You know, you can join the Franciscan order and take your vows [laughing] — or whatever the male version of the Carmelites is. But trying to imitate all of it? What that movement will do, what it’s already done, is it will have the same impact on today’s chefs that the first Nouvelle Cuisine chefs had on the culinary world. And if it gets you out of a rut, if it makes you look at ingredients in a new way, all over again, then that’s a wonderful, invaluable thing.
How about the G9 Summit that Adrià and the gang were just at in Lima. Your thoughts?
Ah yes, the G9. Chefs are not famous for anything very brilliant outside their restaurants. And they are just as capable of spouting a bunch of rubbish as anyone else and should be seen as any other spouter of rubbish. But going on and on about the carbon-saving world and then, as a journalist in London said to me, “sitting in the pointy end of a jumbo” to travel thousands of miles to say it is, as the rather brilliant article by Jay Rayner also said, incredibly stupid. And what of Mr. Keller flying to London to do a stint at Harrods? I think it is up to you and the under-30 generation of chefs and writers to get a pin to these very large balloons.
Tell me about your cookbook collection, which you recently sold some of to Omnivore Books. I gather you lost some of your books in Hurricane Katrina?
Well, you know, I was living in New York. I decided to move after 9/11 — I was living near the site and the smoke and the smells just became too much. I went to New Orleans, but I hadn’t moved everything there. And then while I was in Cozumel, Hurricane Katrina hit. Then two and a half months later, Hurricane Wilma hit Cozumel, so I moved to Merida. No hurricanes here.

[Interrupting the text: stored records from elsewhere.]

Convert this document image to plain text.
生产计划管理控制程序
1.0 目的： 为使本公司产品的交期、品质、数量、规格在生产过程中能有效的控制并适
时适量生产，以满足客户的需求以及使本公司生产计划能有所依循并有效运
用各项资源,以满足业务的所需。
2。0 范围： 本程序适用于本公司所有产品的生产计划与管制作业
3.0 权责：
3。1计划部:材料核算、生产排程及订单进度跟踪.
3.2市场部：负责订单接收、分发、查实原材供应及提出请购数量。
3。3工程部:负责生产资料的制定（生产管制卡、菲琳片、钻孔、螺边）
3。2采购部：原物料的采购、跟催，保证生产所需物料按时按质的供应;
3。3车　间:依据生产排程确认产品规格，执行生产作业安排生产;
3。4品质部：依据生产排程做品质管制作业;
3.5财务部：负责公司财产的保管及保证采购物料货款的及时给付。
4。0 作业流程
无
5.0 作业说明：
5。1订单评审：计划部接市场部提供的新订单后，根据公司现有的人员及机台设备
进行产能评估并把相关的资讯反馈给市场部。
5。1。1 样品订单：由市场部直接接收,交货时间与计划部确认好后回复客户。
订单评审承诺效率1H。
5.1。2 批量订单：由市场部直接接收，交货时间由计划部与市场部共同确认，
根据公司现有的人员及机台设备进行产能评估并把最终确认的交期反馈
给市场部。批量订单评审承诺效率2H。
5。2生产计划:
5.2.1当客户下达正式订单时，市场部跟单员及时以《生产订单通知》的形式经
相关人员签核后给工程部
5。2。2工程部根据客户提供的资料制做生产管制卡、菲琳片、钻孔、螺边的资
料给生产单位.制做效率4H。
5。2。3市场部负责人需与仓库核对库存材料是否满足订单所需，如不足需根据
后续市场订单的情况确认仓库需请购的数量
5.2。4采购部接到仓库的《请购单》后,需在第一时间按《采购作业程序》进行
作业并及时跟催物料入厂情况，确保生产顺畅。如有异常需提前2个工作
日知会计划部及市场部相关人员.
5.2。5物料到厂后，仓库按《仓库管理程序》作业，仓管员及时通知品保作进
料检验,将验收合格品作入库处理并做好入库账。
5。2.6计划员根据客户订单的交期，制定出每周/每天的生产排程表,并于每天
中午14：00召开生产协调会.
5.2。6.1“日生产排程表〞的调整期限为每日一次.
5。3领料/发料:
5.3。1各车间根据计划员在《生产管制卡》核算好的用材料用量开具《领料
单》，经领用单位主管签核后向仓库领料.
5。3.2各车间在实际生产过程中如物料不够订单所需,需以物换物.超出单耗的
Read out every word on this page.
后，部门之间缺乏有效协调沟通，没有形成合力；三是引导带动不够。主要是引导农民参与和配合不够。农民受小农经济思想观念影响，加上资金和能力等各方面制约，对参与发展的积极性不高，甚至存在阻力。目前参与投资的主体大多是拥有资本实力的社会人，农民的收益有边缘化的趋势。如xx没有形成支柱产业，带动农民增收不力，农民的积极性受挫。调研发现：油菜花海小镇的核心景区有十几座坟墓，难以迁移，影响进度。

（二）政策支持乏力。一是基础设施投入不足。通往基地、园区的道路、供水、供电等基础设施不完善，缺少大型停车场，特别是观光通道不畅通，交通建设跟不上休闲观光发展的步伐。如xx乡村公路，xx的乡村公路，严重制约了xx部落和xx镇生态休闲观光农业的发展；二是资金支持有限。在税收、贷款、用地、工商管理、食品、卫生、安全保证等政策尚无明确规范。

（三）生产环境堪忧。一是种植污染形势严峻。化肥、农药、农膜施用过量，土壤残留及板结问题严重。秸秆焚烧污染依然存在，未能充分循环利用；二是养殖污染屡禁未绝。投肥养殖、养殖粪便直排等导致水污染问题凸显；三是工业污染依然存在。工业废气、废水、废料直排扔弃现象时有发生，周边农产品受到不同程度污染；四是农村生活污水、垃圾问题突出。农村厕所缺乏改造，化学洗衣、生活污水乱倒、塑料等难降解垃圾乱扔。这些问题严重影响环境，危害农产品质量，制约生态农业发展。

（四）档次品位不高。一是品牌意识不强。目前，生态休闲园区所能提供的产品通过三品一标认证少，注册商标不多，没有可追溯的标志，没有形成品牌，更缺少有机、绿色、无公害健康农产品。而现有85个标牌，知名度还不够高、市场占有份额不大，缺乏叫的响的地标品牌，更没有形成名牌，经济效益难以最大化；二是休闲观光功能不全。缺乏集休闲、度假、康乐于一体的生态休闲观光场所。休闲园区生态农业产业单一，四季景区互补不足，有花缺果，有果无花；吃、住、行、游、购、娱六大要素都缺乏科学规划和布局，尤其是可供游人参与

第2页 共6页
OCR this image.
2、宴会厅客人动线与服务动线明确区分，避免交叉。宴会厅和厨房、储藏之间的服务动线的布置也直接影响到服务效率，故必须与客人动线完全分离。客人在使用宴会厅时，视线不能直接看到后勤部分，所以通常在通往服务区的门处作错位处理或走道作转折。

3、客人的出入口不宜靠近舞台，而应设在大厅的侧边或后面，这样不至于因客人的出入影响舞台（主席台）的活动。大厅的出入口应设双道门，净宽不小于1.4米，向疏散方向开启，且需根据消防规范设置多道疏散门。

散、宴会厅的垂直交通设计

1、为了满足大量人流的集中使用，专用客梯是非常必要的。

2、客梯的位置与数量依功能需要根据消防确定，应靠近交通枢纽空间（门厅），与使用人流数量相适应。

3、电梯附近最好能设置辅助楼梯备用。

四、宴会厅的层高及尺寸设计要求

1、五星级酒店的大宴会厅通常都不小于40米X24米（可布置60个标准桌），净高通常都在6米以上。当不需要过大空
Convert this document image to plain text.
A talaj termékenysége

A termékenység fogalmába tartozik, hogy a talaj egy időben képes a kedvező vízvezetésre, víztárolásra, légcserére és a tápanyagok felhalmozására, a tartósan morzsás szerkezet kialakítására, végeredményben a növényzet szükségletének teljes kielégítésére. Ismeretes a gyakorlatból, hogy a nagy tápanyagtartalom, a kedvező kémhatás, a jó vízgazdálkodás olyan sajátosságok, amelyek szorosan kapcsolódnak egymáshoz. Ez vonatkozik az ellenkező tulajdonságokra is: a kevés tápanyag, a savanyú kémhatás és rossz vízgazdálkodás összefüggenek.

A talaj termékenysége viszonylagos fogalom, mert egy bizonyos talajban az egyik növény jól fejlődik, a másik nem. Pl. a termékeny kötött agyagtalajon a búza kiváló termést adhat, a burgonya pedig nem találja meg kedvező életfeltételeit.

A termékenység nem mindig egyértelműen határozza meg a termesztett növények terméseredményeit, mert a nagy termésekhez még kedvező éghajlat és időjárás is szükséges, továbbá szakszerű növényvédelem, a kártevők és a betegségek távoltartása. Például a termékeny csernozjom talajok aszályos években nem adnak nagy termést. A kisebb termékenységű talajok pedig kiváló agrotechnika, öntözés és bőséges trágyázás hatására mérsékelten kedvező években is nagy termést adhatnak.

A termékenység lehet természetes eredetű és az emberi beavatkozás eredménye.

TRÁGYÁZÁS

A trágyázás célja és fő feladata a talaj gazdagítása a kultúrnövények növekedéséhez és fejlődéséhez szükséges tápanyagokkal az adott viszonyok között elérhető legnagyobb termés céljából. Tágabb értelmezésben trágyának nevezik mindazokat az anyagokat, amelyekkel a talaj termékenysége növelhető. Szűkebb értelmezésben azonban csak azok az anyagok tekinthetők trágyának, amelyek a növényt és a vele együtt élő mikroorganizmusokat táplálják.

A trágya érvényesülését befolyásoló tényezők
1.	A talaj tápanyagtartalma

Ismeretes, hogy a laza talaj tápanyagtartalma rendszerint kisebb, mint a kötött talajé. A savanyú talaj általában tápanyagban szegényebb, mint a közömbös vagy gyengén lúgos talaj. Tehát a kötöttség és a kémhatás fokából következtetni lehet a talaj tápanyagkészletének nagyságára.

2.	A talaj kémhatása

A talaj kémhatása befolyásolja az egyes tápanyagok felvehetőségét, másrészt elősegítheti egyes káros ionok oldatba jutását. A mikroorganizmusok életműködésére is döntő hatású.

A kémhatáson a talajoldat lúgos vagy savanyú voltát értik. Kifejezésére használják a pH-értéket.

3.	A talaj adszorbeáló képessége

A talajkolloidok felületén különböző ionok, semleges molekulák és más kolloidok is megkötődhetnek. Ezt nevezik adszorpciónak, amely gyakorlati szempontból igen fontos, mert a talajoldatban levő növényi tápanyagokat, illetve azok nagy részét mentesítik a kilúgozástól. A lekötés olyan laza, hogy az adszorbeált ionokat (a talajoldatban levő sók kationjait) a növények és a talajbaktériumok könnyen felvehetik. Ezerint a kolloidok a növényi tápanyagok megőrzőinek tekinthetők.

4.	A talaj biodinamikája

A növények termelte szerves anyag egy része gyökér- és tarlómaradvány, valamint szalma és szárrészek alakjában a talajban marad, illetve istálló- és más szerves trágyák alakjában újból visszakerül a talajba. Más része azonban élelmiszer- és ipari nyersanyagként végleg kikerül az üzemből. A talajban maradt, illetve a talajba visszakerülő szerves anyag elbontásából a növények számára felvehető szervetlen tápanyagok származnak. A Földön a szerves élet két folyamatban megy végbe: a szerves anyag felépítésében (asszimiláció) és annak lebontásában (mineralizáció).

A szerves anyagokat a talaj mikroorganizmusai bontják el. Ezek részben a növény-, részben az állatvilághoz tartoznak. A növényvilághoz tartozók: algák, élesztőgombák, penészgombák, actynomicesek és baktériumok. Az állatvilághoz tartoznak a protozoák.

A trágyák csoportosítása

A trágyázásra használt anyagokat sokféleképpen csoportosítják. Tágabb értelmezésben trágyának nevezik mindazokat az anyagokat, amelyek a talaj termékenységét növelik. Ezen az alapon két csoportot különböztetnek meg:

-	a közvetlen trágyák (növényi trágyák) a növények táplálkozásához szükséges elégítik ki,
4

The books that were left in storage in New York, which I brought to Mexico, well, I looked at what was happening to my crocodile shoes down here in Mexico — the humidity just destroys them. I have these cookbooks from France from the seventeenth, eighteenth, and nineteenth centuries, and, you know, I thought It’s time for them to go to some other people.
What kind of restaurant would you open now, if you were, hypothetically, going to open one?
The only restaurant I would open now would be a bar on a tropical beach serving lobster-head soup and perfectly grilled fish. Tropical fruits, tropical drinks. Feet in the sand. Cold beer and cold champagne on the table.
Would you ever consider moving back to the States, to San Francisco?
I very well might. I’ll tell you, I was standing there at the window at Gerald Asher’s apartment on Green Street, looking at that extraordinary view, and I thought, Why would I not come back?